Siguiendo los pasos de Venezuela y Bolivia para que el Estado tenga mayor control de los recursos hidrocarburíferos, Ecuador modificó el reparto de ingresos adicionales por los altos precios del petróleo que no estaban contemplados en los contratos con las compañías. El 99 por ciento para el Estado y el uno por ciento para las empresas privadas.
Pero el alto precio del petróleo no sólo genera mayores ingresos, también representa mayores costos de derivados para otros países.
PROYECTOS REGIONALES
Desde México hasta Colombia, 10 países le apuestan a la integración energética a través de la construcción de una refinería para Centroamérica, en cuya sede están interesados Costa Rica, Guatemala, Honduras y Panamá.
Tendría un costo mínimo de unos 6,000 millones de dólares, una capacidad de refinación de unos 360,000 barriles diarios de petróleo, 22 por ciento de los cuales provendrían de México y el resto del mercado internacional.
La refinería, según el ex secretario de la Organización Latinoamericana de Energía (OLADE), el boliviano Álvaro Ríos, “cubriría rápidamente las necesidades centroamericanas y podría abastecer mercados como Estados Unidos o el Cono Sur”.
Aunque en el 2007 se insistió en la integración energética regional, ese tema todavía no camina a paso firme, señaló Ríos, quien resaltó las “relaciones mayormente bilaterales o entre países” para abastecimiento de energía.
Citó los casos del gasoducto de Colombia y Venezuela inaugurado en octubre, la interconexión eléctrica entre Colombia y Ecuador y convenios entre Argentina y Chile para abastecimiento de gas.
MÁS PROMESAS
Durante la inauguración del gasoducto en Colombia, el presidente Hugo Chávez llamó a promover el consumo del gas en Sudamérica para reducir el del petróleo para lo cual ha propuesto el gran Gasoducto del Sur. El proyecto, aún en discusión, costaría unos 20,000 millones de dólares y se contempla el suministro de 150 millones de metros cúbicos de gas a lo largo de 8,000 kilómetros.

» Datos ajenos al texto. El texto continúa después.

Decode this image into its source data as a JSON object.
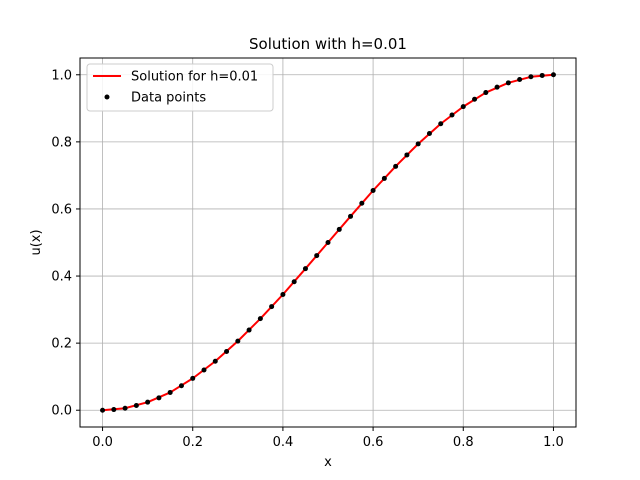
{
  "chart_data": {
    "type": "line",
    "title": "Solution with h=0.01",
    "xlabel": "x",
    "ylabel": "u(x)",
    "xlim": [
      -0.05,
      1.05
    ],
    "ylim": [
      -0.05,
      1.05
    ],
    "xticks": [
      0.0,
      0.2,
      0.4,
      0.6,
      0.8,
      1.0
    ],
    "xtick_labels": [
      "0.0",
      "0.2",
      "0.4",
      "0.6",
      "0.8",
      "1.0"
    ],
    "yticks": [
      0.0,
      0.2,
      0.4,
      0.6,
      0.8,
      1.0
    ],
    "ytick_labels": [
      "0.0",
      "0.2",
      "0.4",
      "0.6",
      "0.8",
      "1.0"
    ],
    "grid": true,
    "legend_position": "upper-left",
    "series": [
      {
        "name": "Solution for h=0.01",
        "kind": "line",
        "color": "#ff0000",
        "x": [
          0.0,
          0.05,
          0.1,
          0.15,
          0.2,
          0.25,
          0.3,
          0.35,
          0.4,
          0.45,
          0.5,
          0.55,
          0.6,
          0.65,
          0.7,
          0.75,
          0.8,
          0.85,
          0.9,
          0.95,
          1.0
        ],
        "y": [
          0.0,
          0.006,
          0.024,
          0.053,
          0.095,
          0.146,
          0.206,
          0.273,
          0.345,
          0.422,
          0.5,
          0.578,
          0.655,
          0.727,
          0.794,
          0.854,
          0.905,
          0.947,
          0.976,
          0.994,
          1.0
        ]
      },
      {
        "name": "Data points",
        "kind": "scatter",
        "color": "#000000",
        "x": [
          0.0,
          0.025,
          0.05,
          0.075,
          0.1,
          0.125,
          0.15,
          0.175,
          0.2,
          0.225,
          0.25,
          0.275,
          0.3,
          0.325,
          0.35,
          0.375,
          0.4,
          0.425,
          0.45,
          0.475,
          0.5,
          0.525,
          0.55,
          0.575,
          0.6,
          0.625,
          0.65,
          0.675,
          0.7,
          0.725,
          0.75,
          0.775,
          0.8,
          0.825,
          0.85,
          0.875,
          0.9,
          0.925,
          0.95,
          0.975,
          1.0
        ],
        "y": [
          0.0,
          0.002,
          0.006,
          0.014,
          0.024,
          0.037,
          0.053,
          0.073,
          0.095,
          0.12,
          0.146,
          0.175,
          0.206,
          0.239,
          0.273,
          0.309,
          0.345,
          0.383,
          0.422,
          0.461,
          0.5,
          0.539,
          0.578,
          0.617,
          0.655,
          0.691,
          0.727,
          0.761,
          0.794,
          0.825,
          0.854,
          0.88,
          0.905,
          0.927,
          0.947,
          0.963,
          0.976,
          0.986,
          0.994,
          0.998,
          1.0
        ]
      }
    ]
  }
}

El gas natural es otra fuente de energía fundamental. Bolivia, que produce 41 millones de metros cúbicos de gas es un lugar estratégico para el abastecimiento de sus vecinos Argentina y Brasil. Su potencial ha despertado interés de inversiones en Brasil, Venezuela y Rusia.
La más importante crisis por gas natural se evidenció en mayo cuando Argentina puso restricciones a sus envíos a Chile, con gran dependencia de ese recurso, en el marco de un acuerdo firmado en 1995.

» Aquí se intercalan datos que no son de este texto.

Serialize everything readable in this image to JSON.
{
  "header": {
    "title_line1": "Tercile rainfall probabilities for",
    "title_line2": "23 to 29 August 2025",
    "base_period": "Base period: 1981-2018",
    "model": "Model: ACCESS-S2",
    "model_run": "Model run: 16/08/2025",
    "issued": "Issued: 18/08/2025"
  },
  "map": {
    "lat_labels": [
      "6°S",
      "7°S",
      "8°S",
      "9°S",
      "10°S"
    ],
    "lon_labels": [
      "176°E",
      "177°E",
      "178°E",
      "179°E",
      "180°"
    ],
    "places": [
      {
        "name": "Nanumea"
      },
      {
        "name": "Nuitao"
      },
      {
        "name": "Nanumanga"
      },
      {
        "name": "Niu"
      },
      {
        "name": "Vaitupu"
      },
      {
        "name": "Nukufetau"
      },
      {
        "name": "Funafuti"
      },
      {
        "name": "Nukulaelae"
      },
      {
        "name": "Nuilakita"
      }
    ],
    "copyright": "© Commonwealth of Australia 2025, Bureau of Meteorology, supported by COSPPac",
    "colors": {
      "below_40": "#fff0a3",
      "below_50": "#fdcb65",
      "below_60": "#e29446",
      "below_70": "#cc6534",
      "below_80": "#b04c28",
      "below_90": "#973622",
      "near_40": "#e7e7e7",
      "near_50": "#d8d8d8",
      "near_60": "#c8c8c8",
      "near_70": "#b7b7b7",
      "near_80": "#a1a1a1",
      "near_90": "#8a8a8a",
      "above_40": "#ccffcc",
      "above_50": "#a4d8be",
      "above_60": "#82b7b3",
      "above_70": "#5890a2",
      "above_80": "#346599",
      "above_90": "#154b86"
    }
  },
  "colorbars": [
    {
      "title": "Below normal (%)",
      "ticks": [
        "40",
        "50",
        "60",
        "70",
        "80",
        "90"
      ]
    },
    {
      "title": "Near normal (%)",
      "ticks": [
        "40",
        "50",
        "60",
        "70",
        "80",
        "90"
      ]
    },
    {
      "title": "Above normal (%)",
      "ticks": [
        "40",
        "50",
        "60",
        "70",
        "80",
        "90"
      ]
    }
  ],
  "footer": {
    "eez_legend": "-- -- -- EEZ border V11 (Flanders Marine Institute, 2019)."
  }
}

Por el inestable suministro de gas desde Argentina, Chile intenta diversificar sus proveedores y ha mencionado a Indonesia y Trinidad y Tobago, además de buscar otras fuentes de generación de energía.

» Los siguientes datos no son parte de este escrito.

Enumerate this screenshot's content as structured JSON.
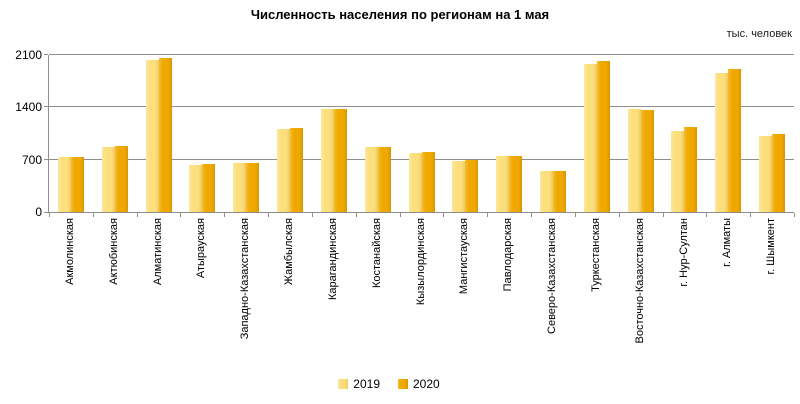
{
  "chart_data": {
    "type": "bar",
    "title": "Численность населения по регионам на 1 мая",
    "unit": "тыс. человек",
    "categories": [
      "Акмолинская",
      "Актюбинская",
      "Алматинская",
      "Атырауская",
      "Западно-Казахстанская",
      "Жамбылская",
      "Карагандинская",
      "Костанайская",
      "Кызылординская",
      "Мангистауская",
      "Павлодарская",
      "Северо-Казахстанская",
      "Туркестанская",
      "Восточно-Казахстанская",
      "г. Нур-Султан",
      "г. Алматы",
      "г. Шымкент"
    ],
    "series": [
      {
        "name": "2019",
        "color": "#FBDF7D",
        "color_light": "#FCE79E",
        "color_dark": "#EFC75E",
        "values": [
          736,
          871,
          2039,
          634,
          653,
          1115,
          1378,
          872,
          794,
          678,
          753,
          554,
          1983,
          1378,
          1078,
          1854,
          1010
        ]
      },
      {
        "name": "2020",
        "color": "#EEA800",
        "color_light": "#F5BE35",
        "color_dark": "#D99800",
        "values": [
          738,
          882,
          2055,
          647,
          656,
          1125,
          1377,
          868,
          803,
          698,
          752,
          548,
          2016,
          1369,
          1136,
          1916,
          1039
        ]
      }
    ],
    "ylim": [
      0,
      2100
    ],
    "yticks": [
      0,
      700,
      1400,
      2100
    ],
    "grid": true,
    "legend_position": "bottom",
    "grid_color": "#8f8f8f",
    "axis_color": "#8f8f8f",
    "text_color": "#000000"
  }
}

José Luis Machinea, secretario de la Comisión Económica para América Latina y el Caribe (CEPAL), señaló en un foro en Chile que aunque todas las proyecciones indican que la demanda de petróleo y gas seguirá creciendo, cada vez existe mayor consenso de que el mundo está atravesando una etapa de transición hacia una “creciente participación de fuentes renovables y no convencionales”.